4. The instrument appointing a proxy or proxies must be deposited at the registered office of the Company at 386 Jalan Ahmad Ibrahim, Singapore 629156, not less than 48 hours before the time appointed for the Annual General Meeting.

5. The instrument appointing a proxy or proxies must be under the hand of the appointor or of his attorney duly authorised in writing. Where the instrument appointing a proxy or proxies is executed by a corporation, it must be executed either under its seal or under the hand of an officer or attorney duly authorised.

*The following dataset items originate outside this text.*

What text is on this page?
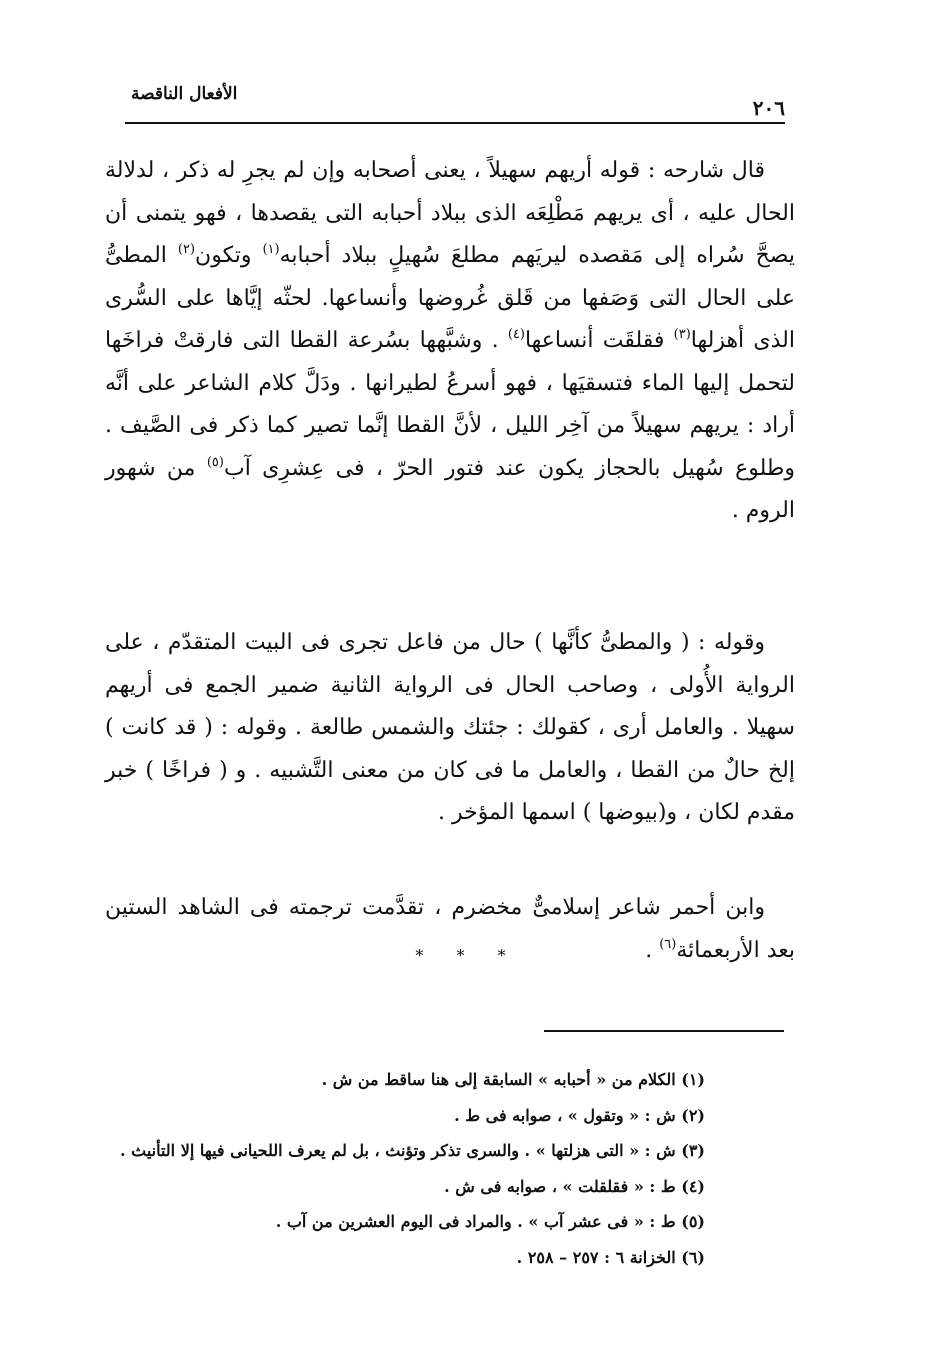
٢٠٦
الأفعال الناقصة

قال شارحه : قوله أريهم سهيلاً ، يعنى أصحابه وإن لم يجرِ له ذكر ، لدلالة الحال عليه ، أى يريهم مَطْلِعَه الذى ببلاد أحبابه التى يقصدها ، فهو يتمنى أن يصحَّ سُراه إلى مَقصده ليريَهم مطلعَ سُهيلٍ ببلاد أحبابه$^{(١)}$ وتكون$^{(٢)}$ المطىُّ على الحال التى وَصَفها من قَلق غُروضها وأنساعها. لحثّه إيَّاها على السُّرى الذى أهزلها$^{(٣)}$ فقلقَت أنساعها$^{(٤)}$ . وشبَّهها بسُرعة القطا التى فارقتْ فراخَها لتحمل إليها الماء فتسقيَها ، فهو أسرعُ لطيرانها . ودَلَّ كلام الشاعر على أنَّه أراد : يريهم سهيلاً من آخِر الليل ، لأنَّ القطا إنَّما تصير كما ذكر فى الصَّيف . وطلوع سُهيل بالحجاز يكون عند فتور الحرّ ، فى عِشرِى آب$^{(٥)}$ من شهور الروم .

وقوله : ( والمطىُّ كأنَّها ) حال من فاعل تجرى فى البيت المتقدّم ، على الرواية الأُولى ، وصاحب الحال فى الرواية الثانية ضمير الجمع فى أريهم سهيلا . والعامل أرى ، كقولك : جئتك والشمس طالعة . وقوله : ( قد كانت ) إلخ حالٌ من القطا ، والعامل ما فى كان من معنى التَّشبيه . و ( فراخًا ) خبر مقدم لكان ، و(بيوضها ) اسمها المؤخر .

وابن أحمر شاعر إسلامىٌّ مخضرم ، تقدَّمت ترجمته فى الشاهد الستين بعد الأربعمائة$^{(٦)}$ .

* * *
(١) الكلام من « أحبابه » السابقة إلى هنا ساقط من ش .
(٢) ش : « وتقول » ، صوابه فى ط .
(٣) ش : « التى هزلتها » . والسرى تذكر وتؤنث ، بل لم يعرف اللحيانى فيها إلا التأنيث .
(٤) ط : « فقلقلت » ، صوابه فى ش .
(٥) ط : « فى عشر آب » . والمراد فى اليوم العشرين من آب .
(٦) الخزانة ٦ : ٢٥٧ – ٢٥٨ .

6. A corporation which is a member may authorise by a resolution of its directors or other governing body such person as it thinks fit to act as its representative at the Annual General Meeting, in accordance with Section 179 of the Companies Act, Cap 50 of Singapore.

General:

The Company shall be entitled to reject the instrument appointing a proxy or proxies if it is incomplete, improperly completed or illegible or where the true intentions of the appointor are not ascertainable from the instructions of the appointor specified in the instrument appointing a proxy or proxies. In addition, in the case of Shares entered in the Depository Register, the Company may reject any instrument appointing a proxy or proxies lodged if the member, being the appointor, is not shown to have Shares entered against his name in the Depository Register as at 48 hours before the time appointed for holding the Annual General Meeting, as certified by The Central Depository (Pte) Limited to the Company.